As any company that even occasionally ships freight knows, there exists for every order large enough an extremely pronounced breakpoint, beyond which freight shipping is not merely less expensive, but many times so versus a comparable parcel shipment. One of our most common use cases is to dually cartonize an order for parcel (with its own set of parcel service-specific cartons) and for freight services (which typically have different packing requirements). This way, customers can then fetch the best respective rate for a shipment based on the service type and then select the best-value mode.
Packing for parcel is intuitive in Paccurate: a pack request is composed for an order, its items represent that order's line items, and its boxes represent our corrugated companions. The set of boxes that best fits the order's items and satisfies the order's requirements is generated, and we're done—rate your shipment with your carton dimensions and billable weights as calculated, print some labels, and pack some boxes!
Packing for freight can sometimes be this simple, especially for smaller less-than-truckload shipments where cartons are shipped directly. However, as soon as a shipper enters the realm of pallets—whether for wholesale orders, prohibitively large inventory items, or your business simply exclusively ships pallets via LTL/TL—the game complicates.

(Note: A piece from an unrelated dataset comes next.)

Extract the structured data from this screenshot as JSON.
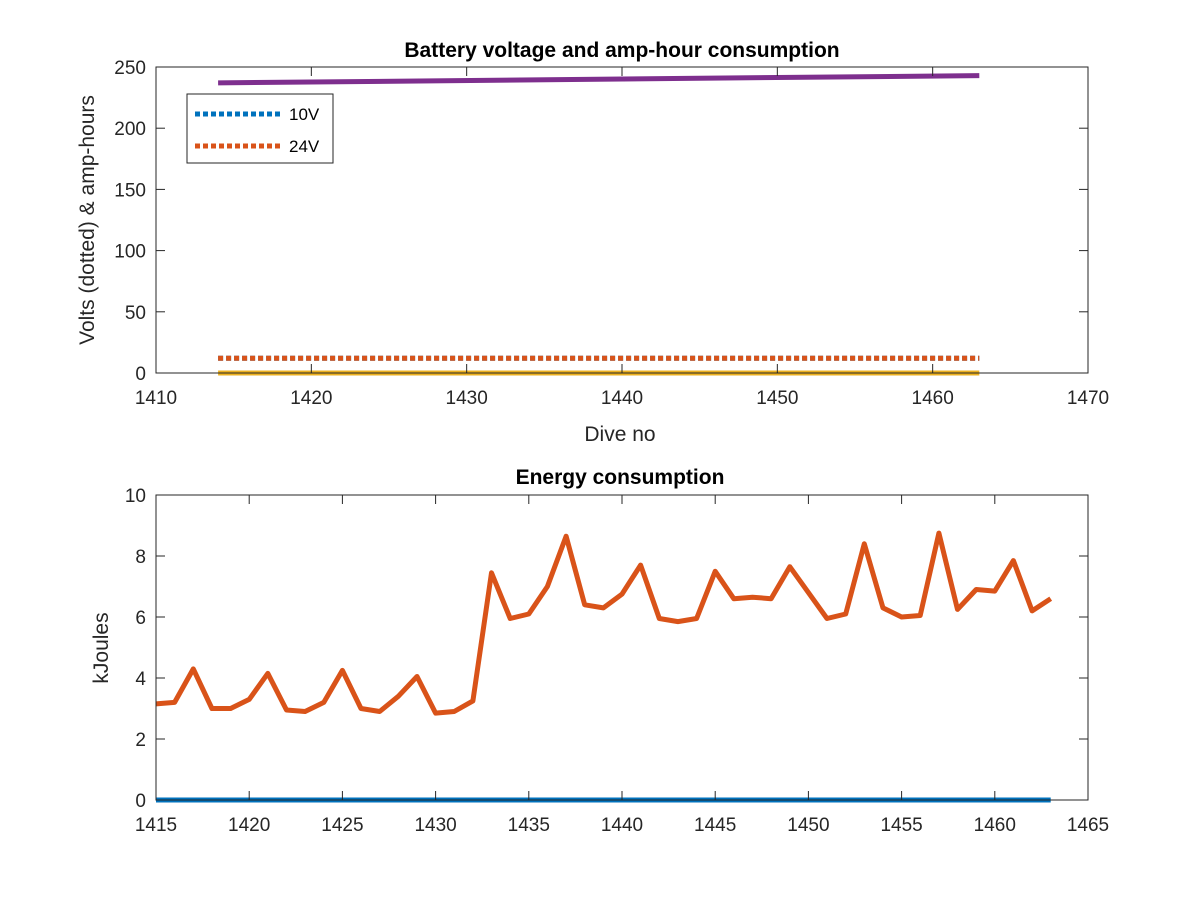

With Paccurate, solving this riddle requires only the most minute measure of open-mindedness: to allow an additional definition for both items and boxes. To us humans, items have SKUs and boxes have six sides of cardboard. To Paccurate, however, items are any 3-dimensional object and boxes are any constrained volume in which 3-dimensional objects can be placed—items could just as easily mean already-packed cardboard boxes, and boxes could be pallets waiting to be loaded with filled cartons.
This easy worldview expansion makes palletization possible in Paccurate through a powerful packing flow: (1) SKU-items are packed into cardboard-boxes, (2) packed cardboard-boxes become cardboard-items, (3) cardboard-items are packed into pallet-boxes. We can stop there for now (though the metaphor could easily be extended to include how pallet-items are packed into trailer-boxes, etc., etc.) and show the result: by simply chaining together two pack requests we can go from loose SKU-items from any number of orders to cartonized cardboard-boxes to palletized pallet-boxes in a single operation chain, with Paccurate optimizing the packing each step of the way.